I'm curious to understand why there seems to be a scarcity of Finite Element Method (FEM) implementations in Haskell, or any functional language. Given Haskell's purely functional nature, I expected to find numerous implementations of numerical methods.
My quick search on GitHub and Google Scholar didn't yield many relevant references. I came across a Quora question regarding the application of Haskell in handling large matrices, but none of the responses mentioned sparse matrices or FEM. Has there been any specific discussion or reasons within the Haskell community regarding the absence of FEM implementations? I would appreciate insights or references on this matter.
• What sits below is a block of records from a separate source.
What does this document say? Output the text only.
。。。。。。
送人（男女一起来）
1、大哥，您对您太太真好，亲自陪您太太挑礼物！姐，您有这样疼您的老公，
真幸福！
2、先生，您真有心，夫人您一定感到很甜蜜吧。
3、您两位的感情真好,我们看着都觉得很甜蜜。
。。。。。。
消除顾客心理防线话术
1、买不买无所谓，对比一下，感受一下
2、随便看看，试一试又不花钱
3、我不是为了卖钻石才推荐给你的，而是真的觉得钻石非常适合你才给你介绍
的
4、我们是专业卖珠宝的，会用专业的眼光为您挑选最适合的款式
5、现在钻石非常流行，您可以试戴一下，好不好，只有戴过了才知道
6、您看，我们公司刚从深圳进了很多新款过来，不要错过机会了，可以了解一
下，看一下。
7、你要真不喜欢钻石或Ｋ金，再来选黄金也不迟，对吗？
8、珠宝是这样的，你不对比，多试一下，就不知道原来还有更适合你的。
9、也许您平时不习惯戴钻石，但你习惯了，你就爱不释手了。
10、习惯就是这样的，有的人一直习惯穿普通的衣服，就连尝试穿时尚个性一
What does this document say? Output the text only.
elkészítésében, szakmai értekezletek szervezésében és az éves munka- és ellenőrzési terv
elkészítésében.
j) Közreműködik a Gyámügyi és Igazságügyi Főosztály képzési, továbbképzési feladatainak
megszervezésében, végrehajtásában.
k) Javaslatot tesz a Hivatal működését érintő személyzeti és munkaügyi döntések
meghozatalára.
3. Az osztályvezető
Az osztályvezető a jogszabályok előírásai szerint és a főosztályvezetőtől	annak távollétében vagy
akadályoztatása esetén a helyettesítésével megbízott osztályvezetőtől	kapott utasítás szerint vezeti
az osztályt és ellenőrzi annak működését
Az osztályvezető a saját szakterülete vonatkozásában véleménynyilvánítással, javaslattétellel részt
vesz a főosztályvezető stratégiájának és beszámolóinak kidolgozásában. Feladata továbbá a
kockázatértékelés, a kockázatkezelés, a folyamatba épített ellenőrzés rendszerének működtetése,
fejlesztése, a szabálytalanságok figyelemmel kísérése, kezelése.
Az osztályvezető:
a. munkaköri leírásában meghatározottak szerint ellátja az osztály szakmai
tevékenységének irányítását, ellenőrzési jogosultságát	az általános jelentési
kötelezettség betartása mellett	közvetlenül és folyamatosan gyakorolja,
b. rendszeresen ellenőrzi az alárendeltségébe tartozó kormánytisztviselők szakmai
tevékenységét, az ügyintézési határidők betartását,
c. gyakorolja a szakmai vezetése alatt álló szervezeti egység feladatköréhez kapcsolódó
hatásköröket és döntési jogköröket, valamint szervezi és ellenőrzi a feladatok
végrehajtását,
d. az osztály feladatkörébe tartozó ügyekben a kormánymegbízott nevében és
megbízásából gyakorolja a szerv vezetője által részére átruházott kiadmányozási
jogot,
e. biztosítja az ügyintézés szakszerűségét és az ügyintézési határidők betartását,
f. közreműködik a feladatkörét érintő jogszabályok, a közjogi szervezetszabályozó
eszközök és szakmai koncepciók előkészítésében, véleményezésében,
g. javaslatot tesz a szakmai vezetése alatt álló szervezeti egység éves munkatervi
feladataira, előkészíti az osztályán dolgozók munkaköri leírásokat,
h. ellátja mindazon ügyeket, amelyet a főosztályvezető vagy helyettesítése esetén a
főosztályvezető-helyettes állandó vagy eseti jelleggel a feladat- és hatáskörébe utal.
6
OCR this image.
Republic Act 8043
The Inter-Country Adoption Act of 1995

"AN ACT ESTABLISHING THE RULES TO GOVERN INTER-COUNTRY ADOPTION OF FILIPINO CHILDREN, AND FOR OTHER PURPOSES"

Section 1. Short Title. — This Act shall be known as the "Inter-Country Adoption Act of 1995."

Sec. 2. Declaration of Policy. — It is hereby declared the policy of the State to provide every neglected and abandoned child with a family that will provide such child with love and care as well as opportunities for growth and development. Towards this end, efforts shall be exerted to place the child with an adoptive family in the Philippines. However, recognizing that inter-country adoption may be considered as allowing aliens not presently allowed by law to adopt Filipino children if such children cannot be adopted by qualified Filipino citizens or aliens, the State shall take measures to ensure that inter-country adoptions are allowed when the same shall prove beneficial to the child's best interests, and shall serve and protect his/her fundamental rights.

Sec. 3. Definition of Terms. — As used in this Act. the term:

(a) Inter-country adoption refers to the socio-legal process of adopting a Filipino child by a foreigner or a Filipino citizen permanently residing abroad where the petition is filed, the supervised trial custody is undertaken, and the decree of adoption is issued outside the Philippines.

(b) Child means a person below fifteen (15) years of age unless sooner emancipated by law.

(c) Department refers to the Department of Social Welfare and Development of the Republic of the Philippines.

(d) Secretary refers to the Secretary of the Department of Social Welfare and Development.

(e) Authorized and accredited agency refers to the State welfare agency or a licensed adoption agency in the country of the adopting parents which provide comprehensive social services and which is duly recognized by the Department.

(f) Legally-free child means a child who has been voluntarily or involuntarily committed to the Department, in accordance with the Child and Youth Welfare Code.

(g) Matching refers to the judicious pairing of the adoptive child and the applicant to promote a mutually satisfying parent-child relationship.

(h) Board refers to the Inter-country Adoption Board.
Most of the reason is simply that the set of people working with numerical methods and the set of people interested in languages like Haskell are almost completely disjoint.
What the numerics community cares about is foremostly that their code run fast, and secondarily that it be "easy" to use for non-programmer engineers/scientists (with a rather disputable notion of easyness, à la Matlab). Apart from that there's an attitude that choice of programming language "doesn't really matter because everything is Turing-complete", and that anyway the code doesn't contain the interesting mathematical derivations which are carried out separately on paper. In other words, in their mindset the only aspect of the maths that computer is involved with are numbers.
Consequently, they tend to go with languages that have a track record of use for numerical applications and then perhaps add an interface in a dynamic language around that (not so much for any abstraction purposes but simply to allow for scripting).
The functional programming community has a completely different focus, which is all about bringing mathematical concepts into the code, but not overly interested in tuning numerical performance. GHC can actually generate pretty fast executables, particularly competitive for complex logic, but for dumb numerics it can't take it up with a compiler like ICC that does all kinds of vectorisation etc. microoptimisations for numerics. Now, it would be possible to address this performance gap by writing a Haskell wrapper around optimised low-level routines in C (or Cuda), but that's not very interesting to FP people, whereas numerics people just wouldn't see any point in it because to them Haskell is just a weird fringe language.
I personally think that Haskell would be excellent for numerics, but it's not enough to just think that... we'd actually need to put in a lot of work to make it happen.